Rachel Reeves wants growth, and it’s thought she’s going to seriously increase employers’ national insurance contributions, which is most likely to stop that happening. Why is she adopting such an absurd approach to the economy?

The audio version is here:

This is the transcript:

A national insurance increase charged on employers could kill growth in the UK economy. Of course, that’s serious because Rachel Reeves is, we understand, planning an increase in employers’ national insurance contributions in the budget that is going to be happening very soon, and that budget is supposedly all about delivering the growth that she thinks is the foundation for the economic changes that Labour is going to bring to the UK.

So, how can she do one thing – increase the national insurance, which is paid by employers – and at the same time deliver growth when the two work in direct conflict with each other? The answer is, I don’t know, of course, because if my objective was growth, I would not be increasing a tax on employment.

Now, let me explain how employers’ national insurance works. Above a certain limit, an employer pays 13.8 per cent of the amount that they pay to their employee in employers’ national insurance at present. That is significantly more than the employee pays, by the way, because they’re only paying 8 per cent now as a result of the cuts introduced by Jeremy Hunt, the last only in March 2024.

So, 13.8 per cent of the cost of your salary, if you have one, is, broadly speaking, going to the government in employers’ national insurance, and it is rumoured that Rachel Reeves is going to increase that by 2%, making that figure 15.8%, and that is a pretty hefty increase.

More than that, it is also suggested that she is looking at charging employers’ national insurance on the pension contributions that employers make on behalf of their employees, something that has never been done because it has been assumed that if an employer makes a pension contribution on behalf of their employee, the employee will make a smaller demand for a pension in old age, and as a consequence, the demand for benefits in the overall social security system will fall, and national insurance was once designed to contribute to social security and the NHS.

Well, that’s how it works.

Now let’s talk about the reality, because this might be called employers’ national insurance, but the truth is that the payment is actually suffered by the employee. Now I know it doesn’t look like that, because as Rachel Reeves is relying upon, there will be no change in the employee’s apparent net pay going into their pocket after the budget as a consequence of increasing this employers’ national insurance contribution. So how can I say that it is the employee who will pay this extra two percent?

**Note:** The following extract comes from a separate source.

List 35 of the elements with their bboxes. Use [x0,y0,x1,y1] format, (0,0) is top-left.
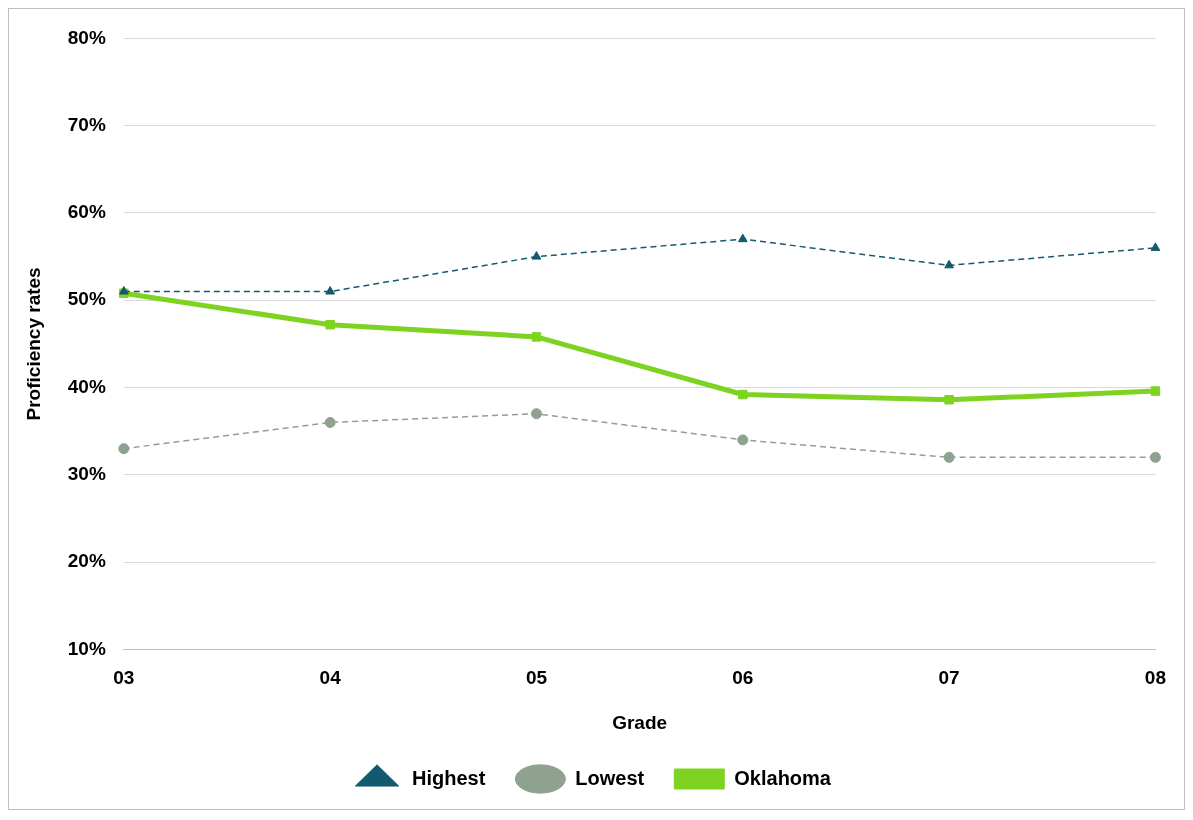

The answer is quite straightforward. The evidence is overwhelming from economic studies, and in this case, I believe them, that if the employers’ national insurance contribution goes up, those employers simply resist making pay increases to the employees that they have on their books, and as a consequence, eventually the employee suffers a decline in their real wages sufficient to cover the cost of the increase in the employers’ national insurance contribution. So, in other words, it is eventually the employee who pays.

And that’s what Rachel Reeves is getting wrong here. Superficially, this looks like a great move by her because it means that she can keep her manifesto commitment that she will not increase national insurance, and she didn’t say she wouldn’t increase employers’ national insurance, she only said she wouldn’t increase workers’ taxes, and she’s interpreting that as only referring to employees’ national insurance. But, if she does increase employers’ national insurance by 2%, the net effect will be that there will be downward pressure on wages, which will overall reduce them by, you’ve guessed it, approximately 2%.

Is that of consequence to her overall economic thinking? It’s dire for it, because she says that growth is absolutely core to what she wishes to deliver. Now, assuming that she’s a wise person, and she believes that growth should be perceived to exist in the pockets of those people who are going to vote for her, which is most people in the country if she’s going to get back into office in 2029, of which there is no guarantee, then she will want to make sure that they feel better off as a result of that growth.

But this move will mean that they won’t. Not only will they feel worse off, because there will be downward pressure on wage settlements, and that’s going to be uncomfortable for her, and will lead to industrial strife, but people will actually end up feeling that they have less in their pockets. That will make them feel worse off in real terms, and it has a further consequence.

If they don’t feel better off in real terms, they will, of course, not spend as much. And if they don’t spend as much, the economy won’t grow as much. It is something that follows like night does day. And as a consequence, what Rachel Reeves is doing is economically absurd. Crazy. A mistake. You can call it whatever you like, but it is just poor economic thinking for political expediency.

And that, in a nutshell, summarises just about everything you need to know about Rachel Reeves.